Il est également prévu qu’avant tout versement des sommes envisagées, le citoyen américain bénéficiaire éligible s’obligera à signer un document comportant une renonciation à tous ses droits à faire valoir des demandes d’indemnisation ou d’autres demandes de réparation à l’encontre de la France.

Voilà donc comment s’organise le deuxième objectif – commercial celui-ci – « pour solde de tous comptes ». Tout le problème, monsieur le secrétaire d’État, tient à ce que ces deux objectifs, l’un moral, l’autre de nature commerciale, voire mercantile, sont difficilement conciliables. Et c’est de ce vice fondamental dans la construction même de l’accord que découle toute une série de problèmes qui demeurent grands ouverts à l’heure où nous parlons.

Prenons d’abord le problème moral.

S’il ne s’agissait que de rendre justice à quelques centaines de survivants de la Shoah résidant aux États-Unis ou aujourd’hui citoyens américains, il aurait été beaucoup plus sage et beaucoup plus simple, comme je l’ai proposé, et l’idée a été reprise par M. Asensi, d’élargir à leur profit le décret précité de 2000, qui prévoit l’indemnisation des déportés et de leurs ayants droit. Dans ce cas, les personnes concernées auraient pu simplement faire valoir leurs droits en s’adressant aux services consulaires français situés sur le territoire américain.

Si cette formule n’a pas été retenue par M. Fabius et si vous avez voulu négocier et signer un mauvais accord, c’est que vous craigniez que l’indemnisation morale n’éteigne pas les poursuites, voire les offensives législatives lancées périodiquement contre la SNCF devant les tribunaux ou les différentes assemblées législatives des États fédérés, voire du Congrès américain.

Ce que vous avez voulu essayer d’acheter, je le répète, de votre propre aveu, et à la demande, semble-t-il, pressante de la direction de la SNCF, c’est l’engagement du Gouvernement américain de bloquer le harcèlement juridique et législatif dont ont pu faire l’objet nos entités juridiques sur le territoire américain.

Sur le principe, la promotion, voire la défense des intérêts de la SNCF aux États-Unis, le soutien de son développement éventuel à l’avenir – je pense notamment au projet de vente de trains à grande vitesse dans certains États fédérés, sujet sur lequel j’ai eu moi-même à travailler lorsque j’étais en charge du commerce extérieur –, nous ne pourrons bien sûr que nous retrouver, mais fallait-il pour autant, et c’est la question clé, payer un tel objectif au prix fort, au prix de ce qui revient à une forme d’abaissement national ?
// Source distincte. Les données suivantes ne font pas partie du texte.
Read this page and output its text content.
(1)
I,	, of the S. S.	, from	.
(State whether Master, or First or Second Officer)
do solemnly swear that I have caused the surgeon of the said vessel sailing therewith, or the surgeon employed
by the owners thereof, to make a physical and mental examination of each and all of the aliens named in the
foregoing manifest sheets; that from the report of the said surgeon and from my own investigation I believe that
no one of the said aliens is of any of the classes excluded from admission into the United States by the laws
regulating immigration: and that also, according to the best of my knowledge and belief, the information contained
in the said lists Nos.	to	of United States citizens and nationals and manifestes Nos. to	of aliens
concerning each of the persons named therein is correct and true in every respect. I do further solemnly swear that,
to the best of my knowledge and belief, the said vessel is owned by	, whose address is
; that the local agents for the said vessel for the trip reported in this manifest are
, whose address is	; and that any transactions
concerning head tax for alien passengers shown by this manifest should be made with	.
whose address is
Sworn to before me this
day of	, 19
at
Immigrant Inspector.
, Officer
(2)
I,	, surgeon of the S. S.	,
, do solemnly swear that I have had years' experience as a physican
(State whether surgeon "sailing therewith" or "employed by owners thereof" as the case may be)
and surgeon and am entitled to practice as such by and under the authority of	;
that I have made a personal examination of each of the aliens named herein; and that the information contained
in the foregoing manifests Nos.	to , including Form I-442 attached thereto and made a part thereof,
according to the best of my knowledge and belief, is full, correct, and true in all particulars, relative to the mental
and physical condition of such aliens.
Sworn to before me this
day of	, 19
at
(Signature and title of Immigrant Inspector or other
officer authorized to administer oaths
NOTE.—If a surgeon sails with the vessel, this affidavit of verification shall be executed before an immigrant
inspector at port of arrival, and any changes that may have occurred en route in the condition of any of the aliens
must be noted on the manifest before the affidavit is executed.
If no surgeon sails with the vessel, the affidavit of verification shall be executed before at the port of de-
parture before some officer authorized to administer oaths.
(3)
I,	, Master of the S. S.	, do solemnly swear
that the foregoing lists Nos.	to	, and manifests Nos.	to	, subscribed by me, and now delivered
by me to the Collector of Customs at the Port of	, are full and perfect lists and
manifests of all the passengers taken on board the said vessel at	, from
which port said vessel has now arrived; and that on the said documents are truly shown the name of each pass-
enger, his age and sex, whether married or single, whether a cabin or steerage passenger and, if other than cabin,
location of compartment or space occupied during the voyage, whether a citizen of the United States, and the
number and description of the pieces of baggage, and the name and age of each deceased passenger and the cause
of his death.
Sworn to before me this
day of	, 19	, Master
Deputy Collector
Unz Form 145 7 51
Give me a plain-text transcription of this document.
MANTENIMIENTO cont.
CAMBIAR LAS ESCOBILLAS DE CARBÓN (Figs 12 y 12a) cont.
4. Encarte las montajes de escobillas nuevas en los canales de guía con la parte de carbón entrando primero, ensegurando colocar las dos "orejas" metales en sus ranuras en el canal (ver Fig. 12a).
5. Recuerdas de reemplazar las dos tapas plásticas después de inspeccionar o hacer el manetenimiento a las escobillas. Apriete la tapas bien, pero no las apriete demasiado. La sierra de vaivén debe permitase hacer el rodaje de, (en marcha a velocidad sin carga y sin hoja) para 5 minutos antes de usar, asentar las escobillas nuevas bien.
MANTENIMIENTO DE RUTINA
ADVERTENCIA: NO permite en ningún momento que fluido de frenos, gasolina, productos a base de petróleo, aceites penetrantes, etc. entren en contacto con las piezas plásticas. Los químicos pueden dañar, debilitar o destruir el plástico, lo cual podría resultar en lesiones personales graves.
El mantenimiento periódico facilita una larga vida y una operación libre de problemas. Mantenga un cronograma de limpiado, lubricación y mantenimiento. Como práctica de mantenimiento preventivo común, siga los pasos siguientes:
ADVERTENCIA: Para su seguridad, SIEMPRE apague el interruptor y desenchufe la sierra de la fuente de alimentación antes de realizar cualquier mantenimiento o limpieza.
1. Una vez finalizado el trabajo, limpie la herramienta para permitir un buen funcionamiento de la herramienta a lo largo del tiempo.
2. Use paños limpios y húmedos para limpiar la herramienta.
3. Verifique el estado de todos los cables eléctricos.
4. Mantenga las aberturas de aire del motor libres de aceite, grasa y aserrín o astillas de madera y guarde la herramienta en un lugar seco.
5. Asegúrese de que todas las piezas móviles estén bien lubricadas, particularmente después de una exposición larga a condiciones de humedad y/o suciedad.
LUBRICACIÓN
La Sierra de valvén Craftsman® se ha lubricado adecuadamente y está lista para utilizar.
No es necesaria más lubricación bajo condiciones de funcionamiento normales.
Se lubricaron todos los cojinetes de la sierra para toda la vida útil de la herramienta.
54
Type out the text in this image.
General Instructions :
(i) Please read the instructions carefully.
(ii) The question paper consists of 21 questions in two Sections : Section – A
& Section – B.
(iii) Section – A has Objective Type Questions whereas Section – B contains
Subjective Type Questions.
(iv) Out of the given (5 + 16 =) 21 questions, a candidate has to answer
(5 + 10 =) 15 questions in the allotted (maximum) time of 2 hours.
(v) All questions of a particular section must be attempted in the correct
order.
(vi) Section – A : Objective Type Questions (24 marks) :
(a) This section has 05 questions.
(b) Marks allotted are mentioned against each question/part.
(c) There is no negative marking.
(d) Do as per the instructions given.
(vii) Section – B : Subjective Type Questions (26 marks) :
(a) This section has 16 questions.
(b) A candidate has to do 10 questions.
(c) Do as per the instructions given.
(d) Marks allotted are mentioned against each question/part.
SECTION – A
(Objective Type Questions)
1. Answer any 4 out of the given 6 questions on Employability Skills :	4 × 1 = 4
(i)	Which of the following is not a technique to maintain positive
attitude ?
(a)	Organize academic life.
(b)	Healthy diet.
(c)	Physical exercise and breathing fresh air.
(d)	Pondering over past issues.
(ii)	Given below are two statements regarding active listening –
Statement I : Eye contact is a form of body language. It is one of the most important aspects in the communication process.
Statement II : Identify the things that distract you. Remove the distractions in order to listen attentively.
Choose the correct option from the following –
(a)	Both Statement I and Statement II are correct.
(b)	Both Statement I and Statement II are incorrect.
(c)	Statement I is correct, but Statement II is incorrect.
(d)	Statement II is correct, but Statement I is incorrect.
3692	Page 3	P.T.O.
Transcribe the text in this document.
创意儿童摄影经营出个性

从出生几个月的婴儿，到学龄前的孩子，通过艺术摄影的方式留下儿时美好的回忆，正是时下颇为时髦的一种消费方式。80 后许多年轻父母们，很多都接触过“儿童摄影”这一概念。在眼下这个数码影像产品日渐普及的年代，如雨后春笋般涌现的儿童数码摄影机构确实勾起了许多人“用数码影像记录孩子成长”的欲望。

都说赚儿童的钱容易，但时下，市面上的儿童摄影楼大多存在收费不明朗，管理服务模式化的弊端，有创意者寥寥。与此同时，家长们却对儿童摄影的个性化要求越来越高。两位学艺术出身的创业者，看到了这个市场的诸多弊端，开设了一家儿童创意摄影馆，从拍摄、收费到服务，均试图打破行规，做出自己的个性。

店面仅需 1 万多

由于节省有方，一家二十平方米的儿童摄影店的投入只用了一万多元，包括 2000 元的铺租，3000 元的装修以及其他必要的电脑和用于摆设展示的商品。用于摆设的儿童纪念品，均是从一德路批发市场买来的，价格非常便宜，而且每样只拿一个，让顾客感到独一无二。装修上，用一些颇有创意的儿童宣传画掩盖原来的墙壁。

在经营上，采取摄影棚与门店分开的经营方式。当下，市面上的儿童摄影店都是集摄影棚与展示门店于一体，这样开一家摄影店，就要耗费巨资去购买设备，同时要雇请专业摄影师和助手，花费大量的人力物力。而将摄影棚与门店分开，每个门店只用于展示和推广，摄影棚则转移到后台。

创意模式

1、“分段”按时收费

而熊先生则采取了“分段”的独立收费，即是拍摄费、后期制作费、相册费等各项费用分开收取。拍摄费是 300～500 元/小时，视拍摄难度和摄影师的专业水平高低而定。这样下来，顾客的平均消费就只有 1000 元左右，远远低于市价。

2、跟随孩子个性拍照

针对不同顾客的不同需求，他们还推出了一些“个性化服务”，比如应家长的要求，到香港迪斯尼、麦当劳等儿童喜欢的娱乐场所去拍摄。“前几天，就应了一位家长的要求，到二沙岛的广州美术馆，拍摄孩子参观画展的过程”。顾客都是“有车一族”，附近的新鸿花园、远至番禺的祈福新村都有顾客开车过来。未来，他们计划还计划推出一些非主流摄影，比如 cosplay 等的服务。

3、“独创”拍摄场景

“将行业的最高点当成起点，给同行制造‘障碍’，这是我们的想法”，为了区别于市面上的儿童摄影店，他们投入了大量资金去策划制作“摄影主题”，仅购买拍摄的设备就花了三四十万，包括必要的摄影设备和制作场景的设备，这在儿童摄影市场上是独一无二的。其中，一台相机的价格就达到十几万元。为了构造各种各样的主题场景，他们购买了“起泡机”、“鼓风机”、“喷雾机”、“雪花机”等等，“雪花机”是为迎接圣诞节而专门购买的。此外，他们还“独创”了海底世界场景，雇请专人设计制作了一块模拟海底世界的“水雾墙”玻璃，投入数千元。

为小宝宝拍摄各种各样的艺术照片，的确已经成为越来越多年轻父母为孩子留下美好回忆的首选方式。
Comme M. Fabius l’a lui-même rappelé dans la lettre qu’il m’a adressée le 3 juin dernier, c’est la France qui a pris l’initiative de cet accord, en acceptant donc de capituler pour prévenir toute menace des avocats ou de certains législateurs américains, dont d’éminents collègues de M. Fabius comme Hillary Clinton ou son homologue actuel, John Kerry.

En essayant d’acheter cette « paix juridique durable » et en inscrivant même cette notion dans le texte de l’accord, vous avez en réalité fait deux choses. Vous avez d’abord implicitement accepté l’idée que nous étions en guerre économique avec les États-Unis et qu’ayant perdu cette guerre, vous entendiez essayer d’acheter la paix.